Sunday, February 04, 2007

Great science, scary scenario, weak thriller ! (***)

Daniel Kalla's "Pandemic" is an entertaining, informative and frightening thriller that undoubtedly ought to be taken seriously as an uncomfortably plausible scenario in real-life. But, as a fictional thriller, frankly, it simply isn't innovative enough to make the cut as a first-rate thriller. Good quality, yes, but not with that dynamite rock-em, sock-em, non-stop page-flipping urgency that separates the men from the boys in the thriller section of the library!

The villain of the piece is the ARCS virus (Acute Respiratory Collapse Syndrome), a disease with the lethal virulence of small pox or Spanish Flu but a contagion that spreads with the speed and ease of the common cold! The one (and I would suggest only) truly innovative twist in the novel is in the opening chapter. Kalla posits an ultra-right wing fundamentalist group of Islamic terrorists that purposely infect themselves, in effect weaponizing the virus and using themselves as carriers! Biological suicide bombers, as it were! The notion of using a dastardly right-wing fundamentalist Islamic jihad confronting a right-wing militarist US government whose simplest solution might be to carpet bomb the Middle East and turn the burning sands into a glassy parking lot is getting to be a decidedly tired plot device.

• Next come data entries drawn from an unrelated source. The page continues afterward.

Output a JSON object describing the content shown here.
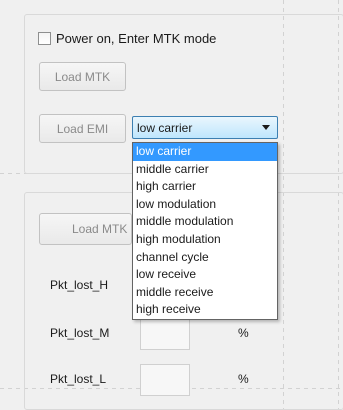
{
  "power_checkbox": {
    "label": "Power on, Enter MTK mode",
    "checked": false
  },
  "buttons": {
    "load_mtk": "Load MTK",
    "load_emi": "Load EMI",
    "load_mtk_2": "Load MTK"
  },
  "mode_combo": {
    "selected": "low carrier",
    "options": [
      "low carrier",
      "middle carrier",
      "high carrier",
      "low modulation",
      "middle modulation",
      "high modulation",
      "channel cycle",
      "low receive",
      "middle receive",
      "high receive"
    ]
  },
  "stats": {
    "pkt_lost_h": {
      "label": "Pkt_lost_H",
      "unit": "%"
    },
    "pkt_lost_m": {
      "label": "Pkt_lost_M",
      "unit": "%"
    },
    "pkt_lost_l": {
      "label": "Pkt_lost_L",
      "unit": "%"
    }
  },
  "colors": {
    "selection": "#3399ff",
    "combo_border": "#3c7fb1",
    "disabled_text": "#8a8a8a"
  }
}
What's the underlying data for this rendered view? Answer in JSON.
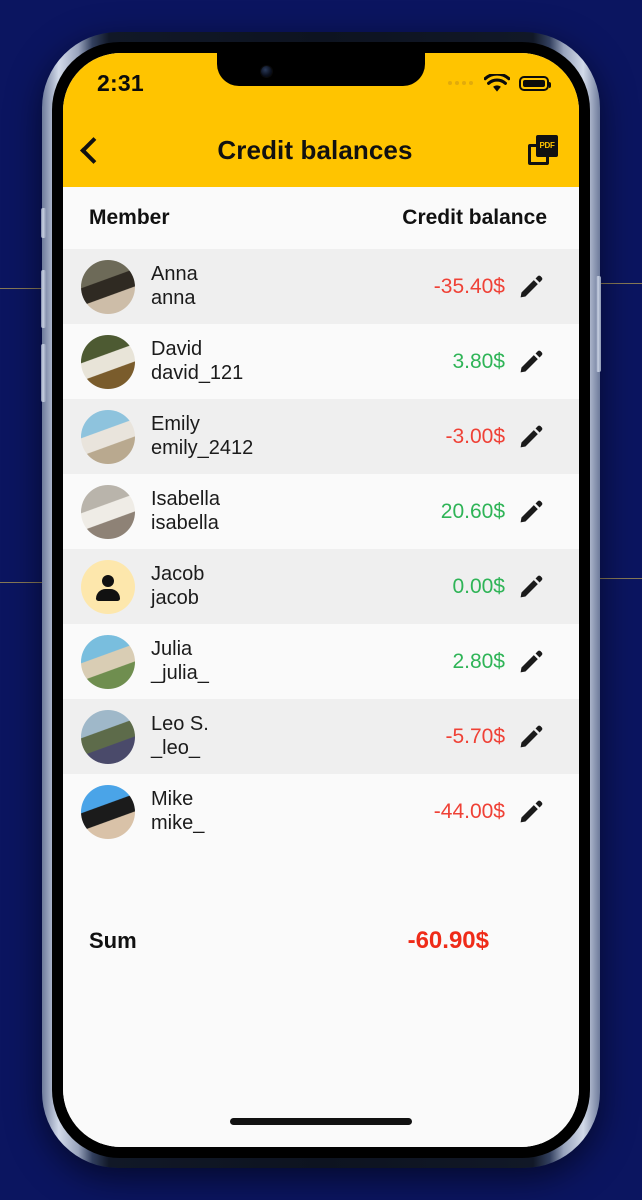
{
  "theme": {
    "accent": "#FFC400",
    "negative": "#ef4136",
    "positive": "#2fb457",
    "sum_negative": "#ef2b18",
    "page_background": "#0b1560",
    "row_alt": "#efefef",
    "row_plain": "#fafafa"
  },
  "status_bar": {
    "time": "2:31",
    "signal_icon": "signal-dots-icon",
    "wifi_icon": "wifi-icon",
    "battery_icon": "battery-full-icon"
  },
  "nav": {
    "back_icon": "chevron-left-icon",
    "title": "Credit balances",
    "pdf_icon": "pdf-export-icon",
    "pdf_label": "PDF"
  },
  "table": {
    "headers": {
      "member": "Member",
      "balance": "Credit balance"
    },
    "edit_icon": "pencil-icon",
    "rows": [
      {
        "name": "Anna",
        "username": "anna",
        "amount": "-35.40$",
        "sign": "neg",
        "avatar_type": "photo",
        "avatar_colors": [
          "#6d6a58",
          "#2f2a22",
          "#cdbda8"
        ]
      },
      {
        "name": "David",
        "username": "david_121",
        "amount": "3.80$",
        "sign": "pos",
        "avatar_type": "photo",
        "avatar_colors": [
          "#4d5a32",
          "#e8e4d8",
          "#7a5c2c"
        ]
      },
      {
        "name": "Emily",
        "username": "emily_2412",
        "amount": "-3.00$",
        "sign": "neg",
        "avatar_type": "photo",
        "avatar_colors": [
          "#8ec3dd",
          "#e9e4dc",
          "#b9a98f"
        ]
      },
      {
        "name": "Isabella",
        "username": "isabella",
        "amount": "20.60$",
        "sign": "pos",
        "avatar_type": "photo",
        "avatar_colors": [
          "#b9b4ab",
          "#efece6",
          "#8e8276"
        ]
      },
      {
        "name": "Jacob",
        "username": "jacob",
        "amount": "0.00$",
        "sign": "pos",
        "avatar_type": "placeholder",
        "avatar_colors": [
          "#fde7ac",
          "#fde7ac",
          "#fde7ac"
        ]
      },
      {
        "name": "Julia",
        "username": "_julia_",
        "amount": "2.80$",
        "sign": "pos",
        "avatar_type": "photo",
        "avatar_colors": [
          "#79bede",
          "#d9cdb4",
          "#6f8e4f"
        ]
      },
      {
        "name": "Leo S.",
        "username": "_leo_",
        "amount": "-5.70$",
        "sign": "neg",
        "avatar_type": "photo",
        "avatar_colors": [
          "#9fb8c9",
          "#5d6b4a",
          "#4a4a6a"
        ]
      },
      {
        "name": "Mike",
        "username": "mike_",
        "amount": "-44.00$",
        "sign": "neg",
        "avatar_type": "photo",
        "avatar_colors": [
          "#4aa4e8",
          "#1b1b1b",
          "#d9c2a8"
        ]
      }
    ],
    "sum": {
      "label": "Sum",
      "value": "-60.90$"
    }
  }
}
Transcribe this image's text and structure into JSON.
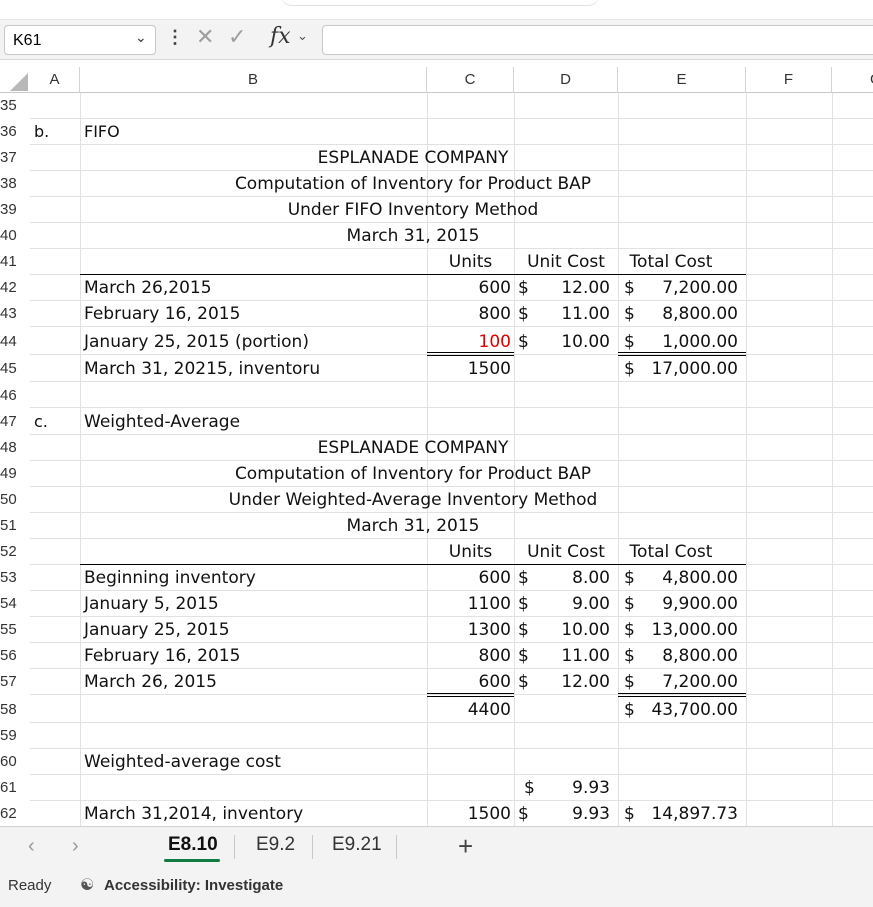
{
  "formula_bar": {
    "name_box": "K61",
    "fx_label": "fx",
    "formula": ""
  },
  "columns": [
    "A",
    "B",
    "C",
    "D",
    "E",
    "F",
    "G"
  ],
  "rows": [
    "35",
    "36",
    "37",
    "38",
    "39",
    "40",
    "41",
    "42",
    "43",
    "44",
    "45",
    "46",
    "47",
    "48",
    "49",
    "50",
    "51",
    "52",
    "53",
    "54",
    "55",
    "56",
    "57",
    "58",
    "59",
    "60",
    "61",
    "62"
  ],
  "cells": {
    "a36": "b.",
    "b36": "FIFO",
    "t37": "ESPLANADE COMPANY",
    "t38": "Computation of Inventory for Product BAP",
    "t39": "Under FIFO Inventory Method",
    "t40": "March 31, 2015",
    "h41_units": "Units",
    "h41_unit_cost": "Unit Cost",
    "h41_total_cost": "Total Cost",
    "b42": "March 26,2015",
    "c42": "600",
    "d42": "$",
    "d42v": "12.00",
    "e42": "$",
    "e42v": "7,200.00",
    "b43": "February 16, 2015",
    "c43": "800",
    "d43": "$",
    "d43v": "11.00",
    "e43": "$",
    "e43v": "8,800.00",
    "b44": "January 25, 2015 (portion)",
    "c44": "100",
    "d44": "$",
    "d44v": "10.00",
    "e44": "$",
    "e44v": "1,000.00",
    "b45": "March 31, 20215, inventoru",
    "c45": "1500",
    "e45": "$",
    "e45v": "17,000.00",
    "a47": "c.",
    "b47": "Weighted-Average",
    "t48": "ESPLANADE COMPANY",
    "t49": "Computation of Inventory for Product BAP",
    "t50": "Under Weighted-Average Inventory Method",
    "t51": "March 31, 2015",
    "h52_units": "Units",
    "h52_unit_cost": "Unit Cost",
    "h52_total_cost": "Total Cost",
    "b53": "Beginning inventory",
    "c53": "600",
    "d53": "$",
    "d53v": "8.00",
    "e53": "$",
    "e53v": "4,800.00",
    "b54": "January 5, 2015",
    "c54": "1100",
    "d54": "$",
    "d54v": "9.00",
    "e54": "$",
    "e54v": "9,900.00",
    "b55": "January 25, 2015",
    "c55": "1300",
    "d55": "$",
    "d55v": "10.00",
    "e55": "$",
    "e55v": "13,000.00",
    "b56": "February 16, 2015",
    "c56": "800",
    "d56": "$",
    "d56v": "11.00",
    "e56": "$",
    "e56v": "8,800.00",
    "b57": "March 26, 2015",
    "c57": "600",
    "d57": "$",
    "d57v": "12.00",
    "e57": "$",
    "e57v": "7,200.00",
    "c58": "4400",
    "e58": "$",
    "e58v": "43,700.00",
    "b60": "Weighted-average cost",
    "d61": "$",
    "d61v": "9.93",
    "b62": "March 31,2014, inventory",
    "c62": "1500",
    "d62": "$",
    "d62v": "9.93",
    "e62": "$",
    "e62v": "14,897.73"
  },
  "tabs": {
    "items": [
      "E8.10",
      "E9.2",
      "E9.21"
    ],
    "active": "E8.10",
    "add": "+"
  },
  "status": {
    "ready": "Ready",
    "accessibility": "Accessibility: Investigate"
  },
  "colors": {
    "accent": "#107c41",
    "highlight_red": "#e00000"
  }
}
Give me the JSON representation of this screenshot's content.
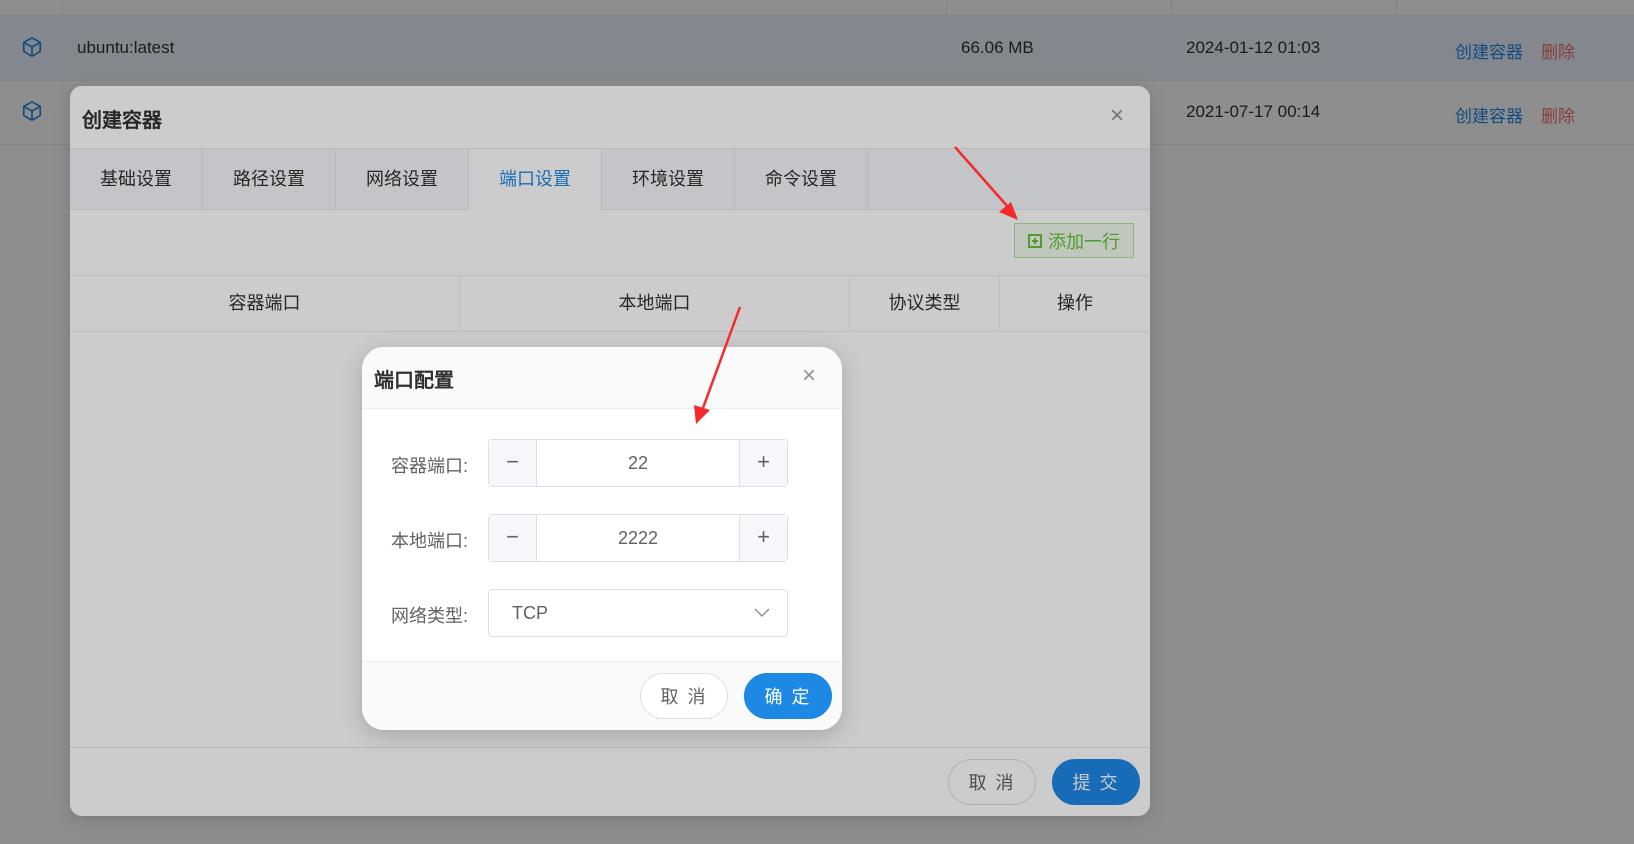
{
  "images": [
    {
      "name": "ubuntu:latest",
      "size": "66.06 MB",
      "date": "2024-01-12 01:03",
      "create_label": "创建容器",
      "delete_label": "删除"
    },
    {
      "name": "",
      "size": "",
      "date": "2021-07-17 00:14",
      "create_label": "创建容器",
      "delete_label": "删除"
    }
  ],
  "dialog": {
    "title": "创建容器",
    "close": "×",
    "tabs": [
      {
        "label": "基础设置"
      },
      {
        "label": "路径设置"
      },
      {
        "label": "网络设置"
      },
      {
        "label": "端口设置",
        "active": true
      },
      {
        "label": "环境设置"
      },
      {
        "label": "命令设置"
      }
    ],
    "add_row_label": "添加一行",
    "port_table_headers": [
      "容器端口",
      "本地端口",
      "协议类型",
      "操作"
    ],
    "cancel_label": "取 消",
    "submit_label": "提 交"
  },
  "port_dialog": {
    "title": "端口配置",
    "close": "×",
    "container_port_label": "容器端口:",
    "container_port_value": "22",
    "local_port_label": "本地端口:",
    "local_port_value": "2222",
    "network_type_label": "网络类型:",
    "network_type_value": "TCP",
    "minus": "−",
    "plus": "+",
    "cancel_label": "取 消",
    "confirm_label": "确 定"
  },
  "colors": {
    "accent": "#1e88e5",
    "danger": "#f56c6c",
    "success": "#67c23a",
    "annotation": "#f52a2a"
  },
  "icons": {
    "row_icon": "cube-icon",
    "add_row_icon": "plus-square-icon",
    "select_icon": "chevron-down-icon"
  }
}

But - make no mistake - Kalla is a skilled writer who has a marked ability to convey the science behind his plot in an informative, interesting fashion. And the logistical details of the World Health Organization and Atlanta's Centre for Disease Control's rapid and overwhelming response to the release of such a viral pathogen are quite breath-taking and humbling. Hats off to these organizations and kudos to Kalla's ability to tell us their story.


Four stars for the science and the real-world details of the response to a frightening pandemic scenario. Two stars for the thriller. We'll average it out at three stars and call it a story worth taking the time to read!